The Israelian sculptor, video, and installation artist created her piece in line with Body Art of the 60’s and 70’s, a movement that allowed performance artists to express their views on politics, humanity, sexuality and liberalism through using their bodies as canvases. Most of all, it was a way for women to create ‘a form of activism that strikes at the heart of male domination by means of the artists’ own bodies.’ It was the perfect way ‘to make the political personal’, which is exactly what Landau achieved through Barbed Hula (2001), a piece created with the intention to address notions of ‘border, history and identity’.
I found it significant that both her head and feet are cut out of shot; personally, I find her decision to physically decapitate herself out of shot a reflection of violence towards women across the world, and the depersonalization and objectification of their bodies through time.
Landau’s overall idea is that the innocence of this ‘hula hooping’ game is superimposed with images of confinement, bruising and pain.

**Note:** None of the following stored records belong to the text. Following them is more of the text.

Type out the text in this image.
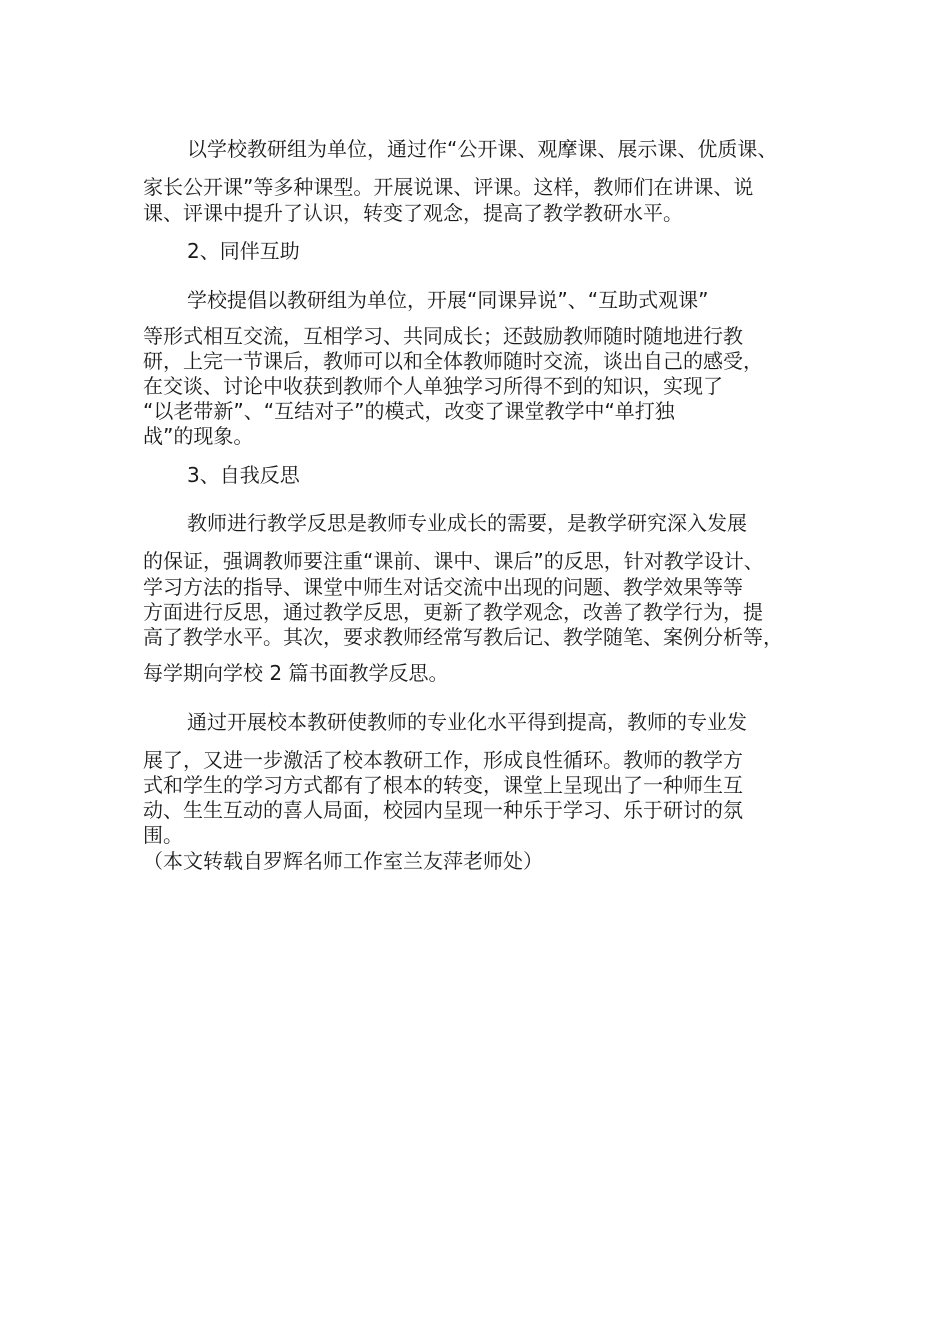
以学校教研组为单位，通过作“公开课、观摩课、展示课、优质课、

家长公开课”等多种课型。开展说课、评课。这样，教师们在讲课、说

课、评课中提升了认识，转变了观念，提高了教学教研水平。

2、同伴互助

学校提倡以教研组为单位，开展“同课异说”、“互助式观课”

等形式相互交流，互相学习、共同成长；还鼓励教师随时随地进行教

研，上完一节课后，教师可以和全体教师随时交流，谈出自己的感受，

在交谈、讨论中收获到教师个人单独学习所得不到的知识，实现了

“以老带新”、“互结对子”的模式，改变了课堂教学中“单打独

战”的现象。

3、自我反思

教师进行教学反思是教师专业成长的需要，是教学研究深入发展

的保证，强调教师要注重“课前、课中、课后”的反思，针对教学设计、

学习方法的指导、课堂中师生对话交流中出现的问题、教学效果等等

方面进行反思，通过教学反思，更新了教学观念，改善了教学行为，提

高了教学水平。其次，要求教师经常写教后记、教学随笔、案例分析等，

每学期向学校 2 篇书面教学反思。

通过开展校本教研使教师的专业化水平得到提高，教师的专业发

展了，又进一步激活了校本教研工作，形成良性循环。教师的教学方

式和学生的学习方式都有了根本的转变，课堂上呈现出了一种师生互

动、生生互动的喜人局面，校园内呈现一种乐于学习、乐于研讨的氛

围。

（本文转载自罗辉名师工作室兰友萍老师处）
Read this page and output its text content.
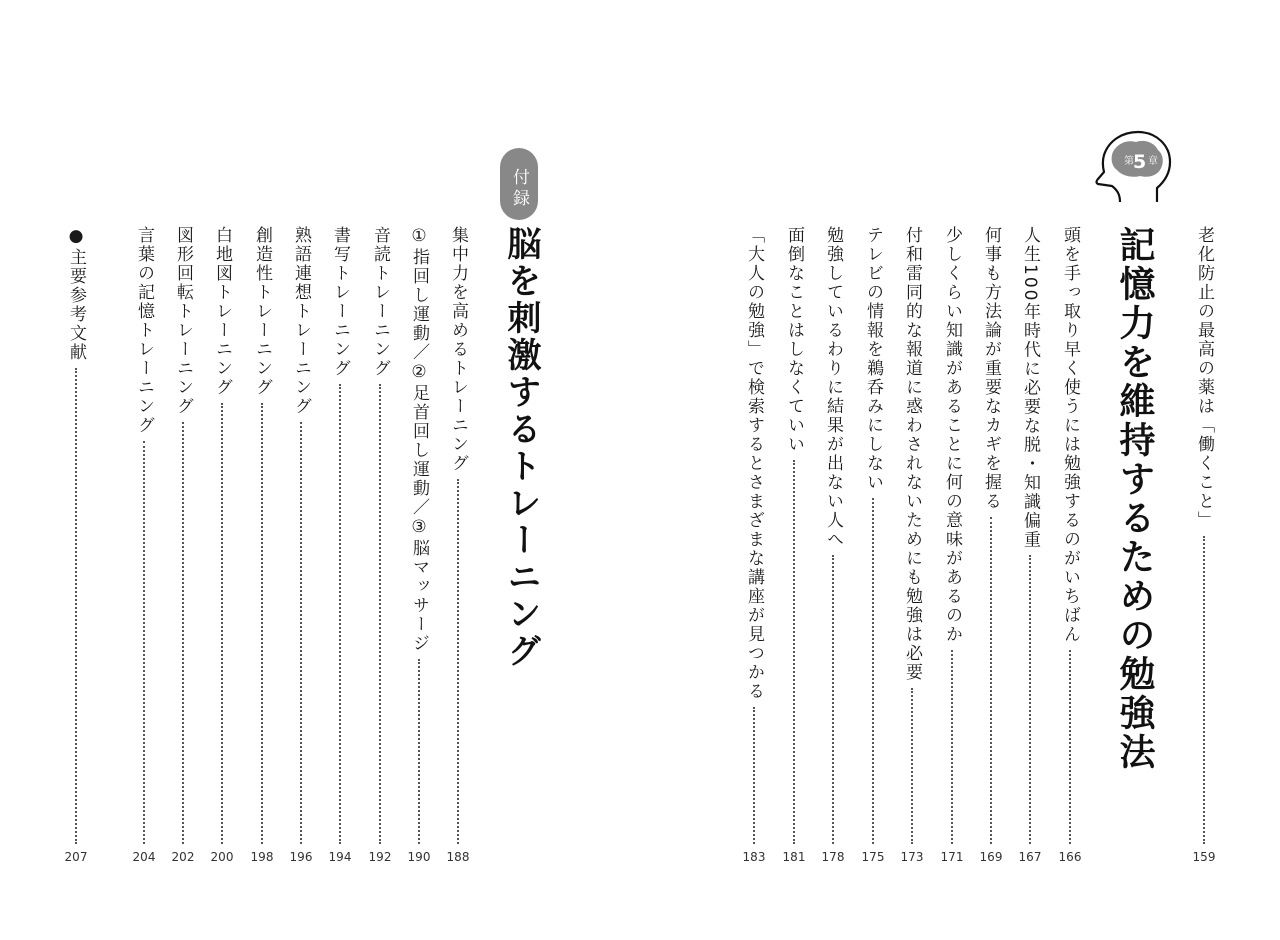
第 5 章
記憶力を維持するための勉強法 老化防止の最高の薬は「働くこと」
159
頭を手っ取り早く使うには勉強するのがいちばん
166
人生100年時代に必要な脱・知識偏重
167
何事も方法論が重要なカギを握る
169
少しくらい知識があることに何の意味があるのか
171
付和雷同的な報道に惑わされないためにも勉強は必要
173
テレビの情報を鵜呑みにしない
175
勉強しているわりに結果が出ない人へ
178
面倒なことはしなくていい
181
「大人の勉強」で検索するとさまざまな講座が見つかる
183
付録
脳を刺激するトレーニング
集中力を高めるトレーニング
188
①指回し運動／②足首回し運動／③脳マッサージ
190
音読トレーニング
192
書写トレーニング
194
熟語連想トレーニング
196
創造性トレーニング
198
白地図トレーニング
200
図形回転トレーニング
202
言葉の記憶トレーニング
204
●主要参考文献
207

Of course, this message remains relevant 16 years on amidst a refugee crisis; Landau’s depersonalization is something we often see reflected upon victims of the Syrian crisis. Our society is a constant source of ignorance and fear; through our media, we decide to demonise them, removing their humanity and absolving our own guilt. This one example is an ongoing reflection of Landau’s notion of border, history and identity.
Landau’s entwining of politics and feminism establishes a solid ground for the progression of modern art, and poses many critical questions for the viewer to ask both themselves and other people.